L'Arcadie des petits

Pépite du festival Chantiers d'Europe, Babelim de la troupe portugaise la Companhia de Musica Teatral réussit à s'adresser aux enfants dès 18 mois. Un moment lumineux et joyeux, à vivre encore demain, mardi 22, à 10h, à l'Espace Cardin.
Par Oriane Jeancourt Galignani
le Lundi 21 Mai 2018

babelimBabelim, le titre même du spectacle livre son principe premier : atteindre un langage que tous comprendraient et partageraient, même ceux qui n'ont pas encore accès à la langue. Au centre du spectacle, ce que l'on appelle le « babelim », une forme de communication à base de gestes et de sons, un langage d'avant le langage. En usant de ce vocabulaire, la Companhia de Musica Teatral de Lisbonne construit, sur scène une tour de Babel apaisée. Par le son, et le corps, ils entrainent, avec fluidité et douceur, les plus petits dans leur univers. Très peu de mots seront prononcés pendant cette heure de représentation. Mais des sifflements, des croassements, des chants multiples d'oiseaux, des chants, des sons, des mélodies simples. Sur scène, et parmi le public : un choeur de jeunes filles, en robes blanches, un pianiste, et un maître du jeu, superbe Pedro Ramos, danseur et chorégraphe de ce spectacle qui appartient autant à la danse, qu'au mime et à la musique. Babelim,a donc pour but de rejoindre Babel oui, mais aussi le paradis des enfants, l'époque où l'on babille, où l'on se transmet des syllabes, infiniment, mais aussi le temps où le corps entier devient l'élément de transmission de la parole. Par un ingénieux système de signes, de panneaux et de dessins, les comédiens et danseurs ordonnent leur spectacle. Différentes rythmiques se succèdent, permettant à l'enfant de vivre de fortes émotions, puis de se calmer, et de s'abandonner. C'est sans doute cette grâce que l'on retient du spectacle, cette capacité des comédiens à entrer dans ce temps de l'enfance, où les émotions sont vives et brèves, changeantes et récurrentes. Ainsi ces superbes rondes de jeunes filles, à mi-chemin de l'animalité, ainsi ces instants de chorales entrainantes, ainsi ce long tuyau de papier déployé sous les regards ébahis des enfants. Ainsi, moment inoubliable pour les enfants plus grands, ce conte de chevalier, de sorcière et de princesse, mimé intégralement par Pedro Ramos. Puissance de l'invisible. 

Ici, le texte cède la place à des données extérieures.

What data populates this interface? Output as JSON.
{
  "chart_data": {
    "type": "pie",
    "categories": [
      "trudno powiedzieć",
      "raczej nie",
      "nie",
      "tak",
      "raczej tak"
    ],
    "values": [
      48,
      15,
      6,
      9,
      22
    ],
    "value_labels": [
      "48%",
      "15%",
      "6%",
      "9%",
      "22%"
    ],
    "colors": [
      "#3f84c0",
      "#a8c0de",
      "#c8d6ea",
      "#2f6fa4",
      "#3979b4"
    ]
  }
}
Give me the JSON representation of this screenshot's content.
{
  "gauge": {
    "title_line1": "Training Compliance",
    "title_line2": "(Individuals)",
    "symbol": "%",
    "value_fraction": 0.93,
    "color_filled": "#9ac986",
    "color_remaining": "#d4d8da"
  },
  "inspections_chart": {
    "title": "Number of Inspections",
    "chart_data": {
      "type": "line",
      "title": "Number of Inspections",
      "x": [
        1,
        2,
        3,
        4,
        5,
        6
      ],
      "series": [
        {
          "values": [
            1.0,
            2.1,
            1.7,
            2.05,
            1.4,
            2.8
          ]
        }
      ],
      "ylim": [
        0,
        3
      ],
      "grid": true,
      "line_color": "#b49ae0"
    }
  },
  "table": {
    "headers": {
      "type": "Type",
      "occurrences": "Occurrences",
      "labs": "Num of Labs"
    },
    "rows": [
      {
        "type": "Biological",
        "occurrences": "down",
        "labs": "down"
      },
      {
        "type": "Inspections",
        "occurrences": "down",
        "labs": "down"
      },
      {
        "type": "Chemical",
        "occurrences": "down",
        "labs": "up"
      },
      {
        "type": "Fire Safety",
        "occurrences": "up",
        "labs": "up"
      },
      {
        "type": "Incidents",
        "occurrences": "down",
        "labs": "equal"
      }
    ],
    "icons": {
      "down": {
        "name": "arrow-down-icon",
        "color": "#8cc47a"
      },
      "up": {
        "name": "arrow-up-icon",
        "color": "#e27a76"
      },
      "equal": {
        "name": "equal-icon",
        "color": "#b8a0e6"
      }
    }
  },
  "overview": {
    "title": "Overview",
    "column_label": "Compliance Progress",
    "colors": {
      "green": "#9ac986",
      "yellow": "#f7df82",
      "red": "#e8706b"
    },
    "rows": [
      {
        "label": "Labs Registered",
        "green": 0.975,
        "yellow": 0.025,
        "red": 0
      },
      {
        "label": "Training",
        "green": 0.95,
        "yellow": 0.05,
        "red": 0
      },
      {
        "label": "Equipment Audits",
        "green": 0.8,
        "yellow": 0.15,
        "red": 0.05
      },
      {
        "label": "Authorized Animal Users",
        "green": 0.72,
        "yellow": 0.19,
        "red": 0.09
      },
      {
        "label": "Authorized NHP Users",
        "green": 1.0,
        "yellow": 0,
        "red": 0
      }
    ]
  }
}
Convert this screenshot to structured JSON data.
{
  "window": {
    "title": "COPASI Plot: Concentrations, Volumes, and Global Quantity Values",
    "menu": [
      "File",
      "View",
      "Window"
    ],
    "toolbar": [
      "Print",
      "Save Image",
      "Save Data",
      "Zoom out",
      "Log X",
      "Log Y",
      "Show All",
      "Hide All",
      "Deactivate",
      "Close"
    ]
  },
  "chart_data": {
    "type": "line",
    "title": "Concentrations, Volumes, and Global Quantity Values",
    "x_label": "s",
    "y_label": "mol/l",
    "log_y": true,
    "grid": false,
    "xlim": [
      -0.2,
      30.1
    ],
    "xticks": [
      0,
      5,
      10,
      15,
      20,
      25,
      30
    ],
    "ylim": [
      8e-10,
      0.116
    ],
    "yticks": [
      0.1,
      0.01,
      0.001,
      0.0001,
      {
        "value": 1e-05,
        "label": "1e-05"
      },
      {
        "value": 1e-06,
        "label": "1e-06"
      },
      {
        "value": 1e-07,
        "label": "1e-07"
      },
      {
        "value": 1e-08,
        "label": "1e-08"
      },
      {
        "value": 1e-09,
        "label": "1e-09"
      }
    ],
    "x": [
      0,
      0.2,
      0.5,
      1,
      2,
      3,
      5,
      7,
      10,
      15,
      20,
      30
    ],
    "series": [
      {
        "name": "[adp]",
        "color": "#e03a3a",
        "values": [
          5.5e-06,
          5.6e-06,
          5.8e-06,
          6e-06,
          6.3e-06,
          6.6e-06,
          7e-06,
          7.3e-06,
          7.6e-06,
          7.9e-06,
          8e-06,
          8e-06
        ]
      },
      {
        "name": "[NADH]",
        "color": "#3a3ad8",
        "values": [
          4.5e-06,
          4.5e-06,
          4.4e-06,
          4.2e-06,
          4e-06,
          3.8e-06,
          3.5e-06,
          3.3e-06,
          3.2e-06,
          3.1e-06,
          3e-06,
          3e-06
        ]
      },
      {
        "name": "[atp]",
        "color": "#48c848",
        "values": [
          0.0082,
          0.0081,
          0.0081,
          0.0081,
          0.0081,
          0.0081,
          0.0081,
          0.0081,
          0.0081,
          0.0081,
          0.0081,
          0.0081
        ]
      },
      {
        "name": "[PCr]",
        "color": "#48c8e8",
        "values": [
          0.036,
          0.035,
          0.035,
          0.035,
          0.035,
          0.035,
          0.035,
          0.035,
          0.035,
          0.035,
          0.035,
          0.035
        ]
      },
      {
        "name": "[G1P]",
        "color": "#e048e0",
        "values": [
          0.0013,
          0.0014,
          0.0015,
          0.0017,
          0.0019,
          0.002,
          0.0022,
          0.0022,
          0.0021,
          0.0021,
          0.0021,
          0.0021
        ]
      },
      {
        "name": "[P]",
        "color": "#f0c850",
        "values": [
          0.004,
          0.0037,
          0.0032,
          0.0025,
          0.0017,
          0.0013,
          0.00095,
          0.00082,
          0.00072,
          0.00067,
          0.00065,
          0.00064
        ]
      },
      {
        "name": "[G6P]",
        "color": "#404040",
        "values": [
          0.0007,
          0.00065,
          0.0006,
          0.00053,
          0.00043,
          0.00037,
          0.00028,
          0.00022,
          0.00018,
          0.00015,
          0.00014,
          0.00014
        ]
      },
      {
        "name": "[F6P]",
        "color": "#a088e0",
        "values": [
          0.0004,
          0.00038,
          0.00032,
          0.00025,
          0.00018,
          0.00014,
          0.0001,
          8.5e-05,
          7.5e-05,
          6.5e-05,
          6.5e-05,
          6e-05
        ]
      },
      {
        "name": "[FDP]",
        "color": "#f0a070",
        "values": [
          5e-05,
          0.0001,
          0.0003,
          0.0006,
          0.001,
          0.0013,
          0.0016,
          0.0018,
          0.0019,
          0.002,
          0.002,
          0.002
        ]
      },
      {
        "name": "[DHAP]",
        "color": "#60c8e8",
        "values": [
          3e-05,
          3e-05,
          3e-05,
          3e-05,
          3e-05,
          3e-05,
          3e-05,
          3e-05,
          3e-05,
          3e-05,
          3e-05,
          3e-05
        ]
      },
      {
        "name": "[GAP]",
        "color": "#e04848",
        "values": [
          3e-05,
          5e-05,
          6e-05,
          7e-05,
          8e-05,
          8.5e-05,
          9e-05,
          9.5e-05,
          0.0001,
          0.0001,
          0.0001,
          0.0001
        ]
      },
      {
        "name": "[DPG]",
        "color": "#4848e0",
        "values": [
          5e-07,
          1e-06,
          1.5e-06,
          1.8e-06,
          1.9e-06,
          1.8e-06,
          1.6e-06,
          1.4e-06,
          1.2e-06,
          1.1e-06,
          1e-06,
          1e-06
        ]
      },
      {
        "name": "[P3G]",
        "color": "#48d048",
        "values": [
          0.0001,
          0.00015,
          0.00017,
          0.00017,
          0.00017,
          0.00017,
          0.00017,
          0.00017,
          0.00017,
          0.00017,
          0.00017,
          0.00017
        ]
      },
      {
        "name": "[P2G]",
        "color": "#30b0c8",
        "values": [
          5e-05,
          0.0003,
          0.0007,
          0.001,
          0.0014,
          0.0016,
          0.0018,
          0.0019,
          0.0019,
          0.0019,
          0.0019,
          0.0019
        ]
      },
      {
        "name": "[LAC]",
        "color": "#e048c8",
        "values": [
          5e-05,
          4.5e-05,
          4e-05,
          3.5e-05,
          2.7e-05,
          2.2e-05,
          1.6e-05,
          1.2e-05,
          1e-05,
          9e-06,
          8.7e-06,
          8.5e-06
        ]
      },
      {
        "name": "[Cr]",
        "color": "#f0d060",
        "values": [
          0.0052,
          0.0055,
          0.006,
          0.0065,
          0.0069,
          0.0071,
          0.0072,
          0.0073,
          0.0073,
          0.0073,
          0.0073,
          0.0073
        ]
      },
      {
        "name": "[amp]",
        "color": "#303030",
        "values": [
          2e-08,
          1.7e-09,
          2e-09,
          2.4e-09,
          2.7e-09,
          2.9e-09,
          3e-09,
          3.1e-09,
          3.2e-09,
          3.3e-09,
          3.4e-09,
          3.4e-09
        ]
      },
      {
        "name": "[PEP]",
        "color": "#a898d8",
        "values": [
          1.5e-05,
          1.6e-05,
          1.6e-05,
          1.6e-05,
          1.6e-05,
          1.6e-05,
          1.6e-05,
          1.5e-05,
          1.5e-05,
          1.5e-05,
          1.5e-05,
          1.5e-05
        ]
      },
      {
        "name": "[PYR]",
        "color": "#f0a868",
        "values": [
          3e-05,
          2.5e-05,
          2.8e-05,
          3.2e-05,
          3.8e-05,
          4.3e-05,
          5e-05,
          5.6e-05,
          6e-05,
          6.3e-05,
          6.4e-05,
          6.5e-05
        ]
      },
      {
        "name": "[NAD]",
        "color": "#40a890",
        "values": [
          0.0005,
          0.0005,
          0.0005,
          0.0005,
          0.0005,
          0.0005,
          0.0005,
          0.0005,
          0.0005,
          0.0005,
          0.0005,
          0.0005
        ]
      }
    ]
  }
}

Sommet chorégraphique du spectacle, pour les enfants comme les adultes, la « danse de la pierre » au cours de laquelle Pedro Ramos porte, se confronte, ou épouse les formes d'une pierre invisible, danse à l'expression forte, vive, claire. Oui, sans doute est-ce pour cela que l'ensemble des enfants, même les plus jeunes, sont demeurés calmes et attentifs tout au long de la représentation, une clarté ressort de l'ensemble, une évidence, et une joie spontanée, que nous n'avions pas ressenti depuis longtemps.